Concentration Course Descriptions
Fraud and Forensic Accounting (MAcc 663): This course provides a background in all areas of forensic accounting including: fraudulent financial reporting, prevention and detection of fraud, courtroom procedures, interviewing skills, and cyber-crime. A wide variety of teaching tools are employed including extensive use of the professional literature, case analysis, videos, role-playing, and text materials.
Fraud Detection and Deterrence (MAcc 665): This course provides a background in all areas of fraud deterrence with a strong emphasis on internal control. Additional topics include deterrence through analysis of fraudulent financial reporting, prevention and detection of fraud, expert testimony, and intellectual property. A wide variety of teaching tools are employed including extensive use of the professional literature, case analysis, videos, role-playing, and text materials.
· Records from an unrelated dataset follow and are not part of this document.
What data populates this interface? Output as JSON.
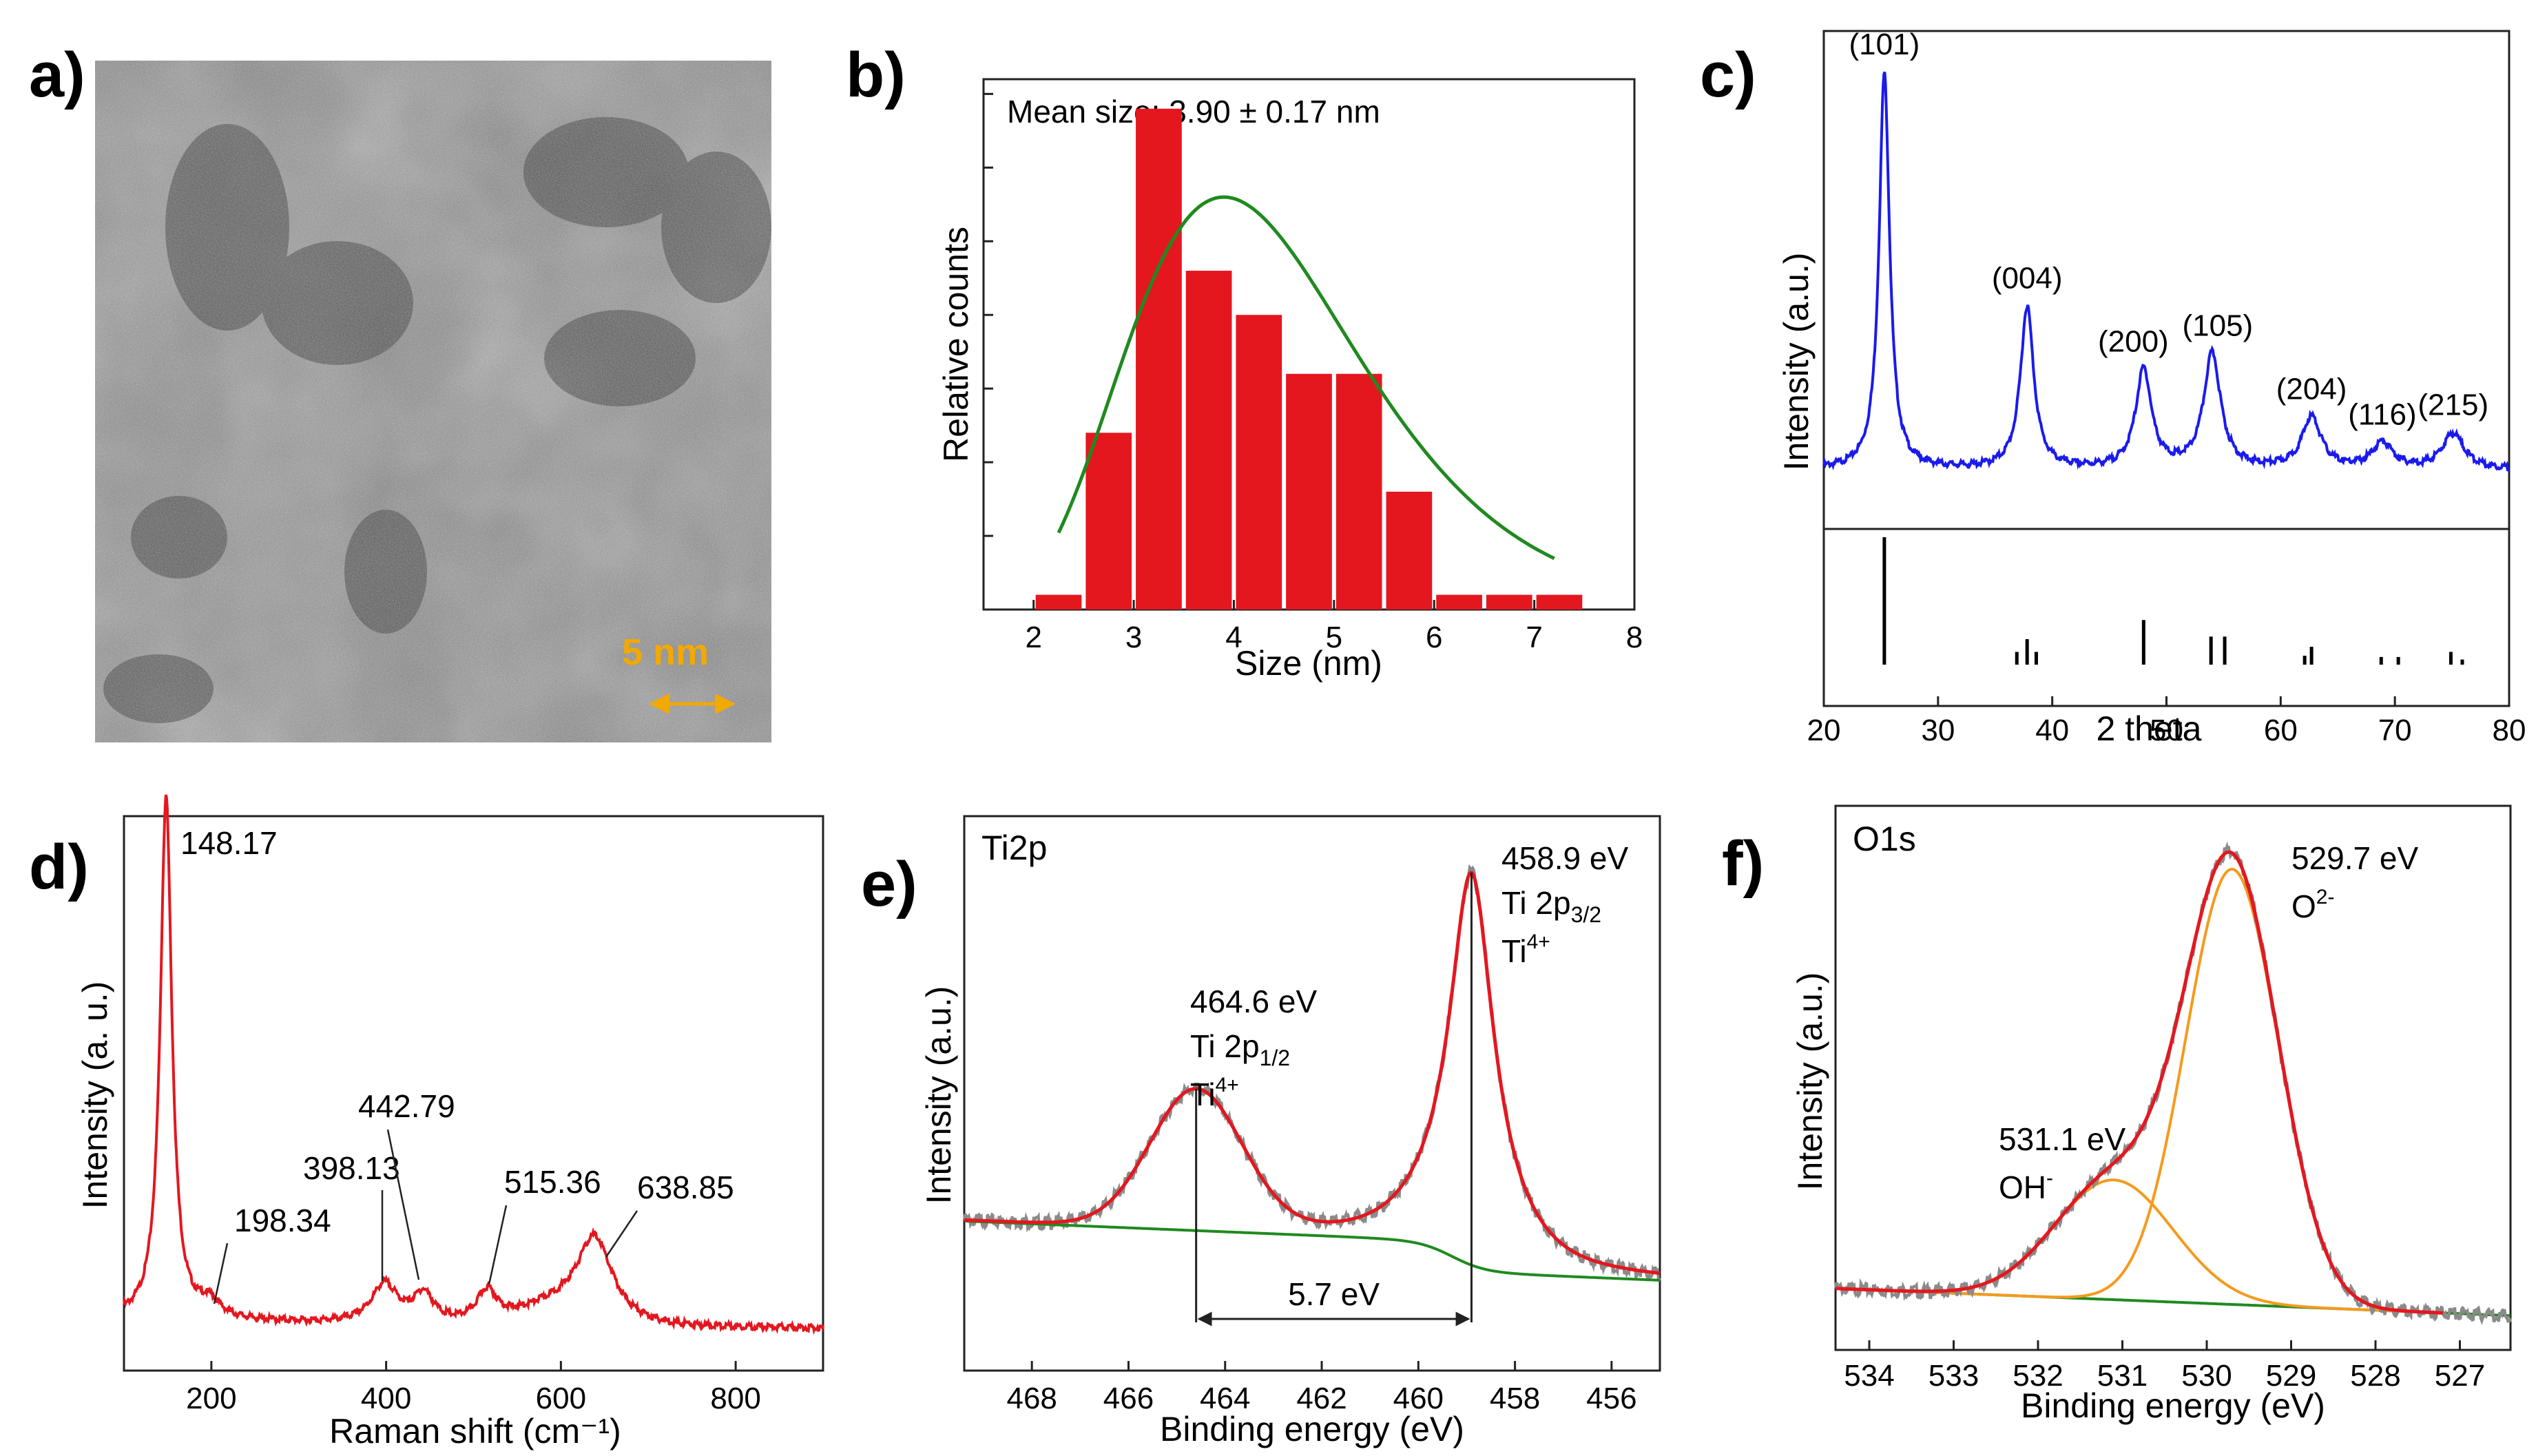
{
  "panel_labels": [
    "a)",
    "b)",
    "c)",
    "d)",
    "e)",
    "f)"
  ],
  "colors": {
    "red": "#e4171f",
    "blue": "#1a1aee",
    "green": "#1f8a1f",
    "orange": "#f59a1d",
    "gray": "#8a8a8a",
    "scale": "#f2a900"
  },
  "tem": {
    "scale_label": "5 nm"
  },
  "chart_data": [
    {
      "panel": "b",
      "type": "bar",
      "annotation": "Mean size: 3.90 ± 0.17 nm",
      "xlabel": "Size (nm)",
      "ylabel": "Relative counts",
      "xlim": [
        1.5,
        8
      ],
      "xticks": [
        2,
        3,
        4,
        5,
        6,
        7,
        8
      ],
      "ylim": [
        0,
        36
      ],
      "bins": [
        2.25,
        2.75,
        3.25,
        3.75,
        4.25,
        4.75,
        5.25,
        5.75,
        6.25,
        6.75,
        7.25
      ],
      "values": [
        1,
        12,
        34,
        23,
        20,
        16,
        16,
        8,
        1,
        1,
        1
      ],
      "bar_color": "#e4171f",
      "fit": {
        "type": "lognormal",
        "color": "#1f8a1f",
        "peak_x": 3.9,
        "peak_y": 28
      }
    },
    {
      "panel": "c",
      "type": "line",
      "xlabel": "2 theta",
      "ylabel": "Intensity (a.u.)",
      "xlim": [
        20,
        80
      ],
      "xticks": [
        20,
        30,
        40,
        50,
        60,
        70,
        80
      ],
      "peaks": [
        {
          "x": 25.3,
          "h": 1.0,
          "label": "(101)"
        },
        {
          "x": 37.8,
          "h": 0.41,
          "label": "(004)"
        },
        {
          "x": 48.0,
          "h": 0.25,
          "label": "(200)"
        },
        {
          "x": 54.0,
          "h": 0.29,
          "label": "(105)"
        },
        {
          "x": 62.7,
          "h": 0.13,
          "label": "(204)"
        },
        {
          "x": 68.9,
          "h": 0.065,
          "label": "(116)"
        },
        {
          "x": 75.1,
          "h": 0.09,
          "label": "(215)"
        }
      ],
      "reference_lines": [
        {
          "x": 25.3,
          "h": 1.0
        },
        {
          "x": 36.9,
          "h": 0.1
        },
        {
          "x": 37.8,
          "h": 0.2
        },
        {
          "x": 38.6,
          "h": 0.1
        },
        {
          "x": 48.0,
          "h": 0.35
        },
        {
          "x": 53.9,
          "h": 0.22
        },
        {
          "x": 55.1,
          "h": 0.22
        },
        {
          "x": 62.1,
          "h": 0.07
        },
        {
          "x": 62.7,
          "h": 0.14
        },
        {
          "x": 68.8,
          "h": 0.06
        },
        {
          "x": 70.3,
          "h": 0.06
        },
        {
          "x": 74.9,
          "h": 0.1
        },
        {
          "x": 75.9,
          "h": 0.04
        }
      ],
      "line_color": "#1a1aee"
    },
    {
      "panel": "d",
      "type": "line",
      "xlabel": "Raman shift (cm⁻¹)",
      "ylabel": "Intensity (a. u.)",
      "xlim": [
        100,
        900
      ],
      "xticks": [
        200,
        400,
        600,
        800
      ],
      "peaks": [
        {
          "x": 148.17,
          "label": "148.17"
        },
        {
          "x": 198.34,
          "label": "198.34"
        },
        {
          "x": 398.13,
          "label": "398.13"
        },
        {
          "x": 442.79,
          "label": "442.79"
        },
        {
          "x": 515.36,
          "label": "515.36"
        },
        {
          "x": 638.85,
          "label": "638.85"
        }
      ],
      "line_color": "#e4171f"
    },
    {
      "panel": "e",
      "type": "line",
      "title": "Ti2p",
      "xlabel": "Binding energy (eV)",
      "ylabel": "Intensity (a.u.)",
      "xlim": [
        469.4,
        455.0
      ],
      "x_reversed": true,
      "xticks": [
        468,
        466,
        464,
        462,
        460,
        458,
        456
      ],
      "peaks": [
        {
          "x": 464.6,
          "energy": "464.6 eV",
          "orbital": "Ti 2p",
          "sub": "1/2",
          "ion": "Ti",
          "charge": "4+"
        },
        {
          "x": 458.9,
          "energy": "458.9 eV",
          "orbital": "Ti 2p",
          "sub": "3/2",
          "ion": "Ti",
          "charge": "4+"
        }
      ],
      "splitting": "5.7 eV",
      "series": [
        {
          "name": "",
          "color": "#8a8a8a"
        },
        {
          "name": "",
          "color": "#e4171f"
        },
        {
          "name": "",
          "color": "#1f8a1f"
        }
      ]
    },
    {
      "panel": "f",
      "type": "line",
      "title": "O1s",
      "xlabel": "Binding energy (eV)",
      "ylabel": "Intensity (a.u.)",
      "xlim": [
        534.4,
        526.4
      ],
      "x_reversed": true,
      "xticks": [
        534,
        533,
        532,
        531,
        530,
        529,
        528,
        527
      ],
      "peaks": [
        {
          "x": 531.1,
          "energy": "531.1 eV",
          "species": "OH",
          "charge": "-"
        },
        {
          "x": 529.7,
          "energy": "529.7 eV",
          "species": "O",
          "charge": "2-"
        }
      ],
      "series": [
        {
          "name": "",
          "color": "#8a8a8a"
        },
        {
          "name": "",
          "color": "#e4171f"
        },
        {
          "name": "",
          "color": "#f59a1d"
        },
        {
          "name": "",
          "color": "#1f8a1f"
        }
      ]
    }
  ]
}
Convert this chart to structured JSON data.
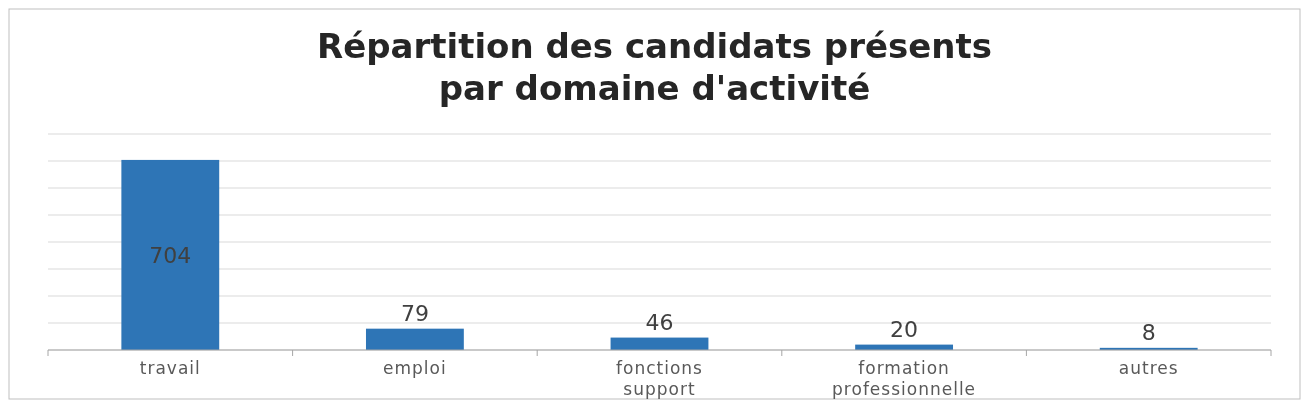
{
  "chart_data": {
    "type": "bar",
    "title": "Répartition des candidats présents\npar domaine d'activité",
    "categories": [
      "travail",
      "emploi",
      "fonctions support",
      "formation professionnelle",
      "autres"
    ],
    "values": [
      704,
      79,
      46,
      20,
      8
    ],
    "color": "#2e75b6",
    "data_labels": true,
    "grid": "y",
    "tick_labels": "x",
    "ylim": [
      0,
      800
    ],
    "yticks": [
      {
        "value": 0,
        "label": null
      },
      {
        "value": 100,
        "label": null
      },
      {
        "value": 200,
        "label": null
      },
      {
        "value": 300,
        "label": null
      },
      {
        "value": 400,
        "label": null
      },
      {
        "value": 500,
        "label": null
      },
      {
        "value": 600,
        "label": null
      },
      {
        "value": 700,
        "label": null
      },
      {
        "value": 800,
        "label": null
      }
    ]
  }
}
Business Valuation: Fundamentals, Techniques & Theory (MAcc 667): This course provides an in depth study of the fundamentals of business valuations including basic, intermediate, and some advanced concepts and methodologies required by accounting and financial professionals in valuing a closely held (privately owned) business where there is no market price.
Business Intelligence Technology and Data Mining (MBAD 610): This course provides an introduction to data mining methods and demonstrates how data mining can be employed in various accounting, business and forensics projects. A subset of the following issues, based upon student interest, will be discussed:
• Introduction to data mining methods for data cleaning, finding reliable indicators and key factors, feature selection, pattern and outlier detection, anomaly detection, automated classification, segmentation, clustering, regression, forecasting, predictive analytics
• Basics of cost-sensitive machine learning and data mining
• Identifying profitable business units, and what characteristics make them so
• Identifying behavioral changes – detecting opportunities and risks
• Detecting patterns, irregularities, and indicators for identifying and preventing improper accounting practices, dubious transactions, potential fraud, money laundering, or other undesired activities
• Credit scoring, credit default prediction, and risk factors for risk assessment, mitigation, and minimization
• Predicting future demand, prices, and sales
• Optimizing controlling actions by cost-sensitive data mining
• Mining structured and unstructured data, i.e. database tables as well as e.g. textual information using statistical analysis, data and text mining
Evidence Management and Presentation: This course examines legal issues and practical considerations involved in the collection, acquisition, analysis and storage of digital evidence. Presentation of digital and technical evidence to judges, juries and other decision makers. The law of evidence and its implications for the manner and method technical evidence is acquired and presented for consideration in court or in other proceedings (i.e. criminal, civil, or administrative). Requirements and preparation for the presentation of technical evidence as an expert or fact witness.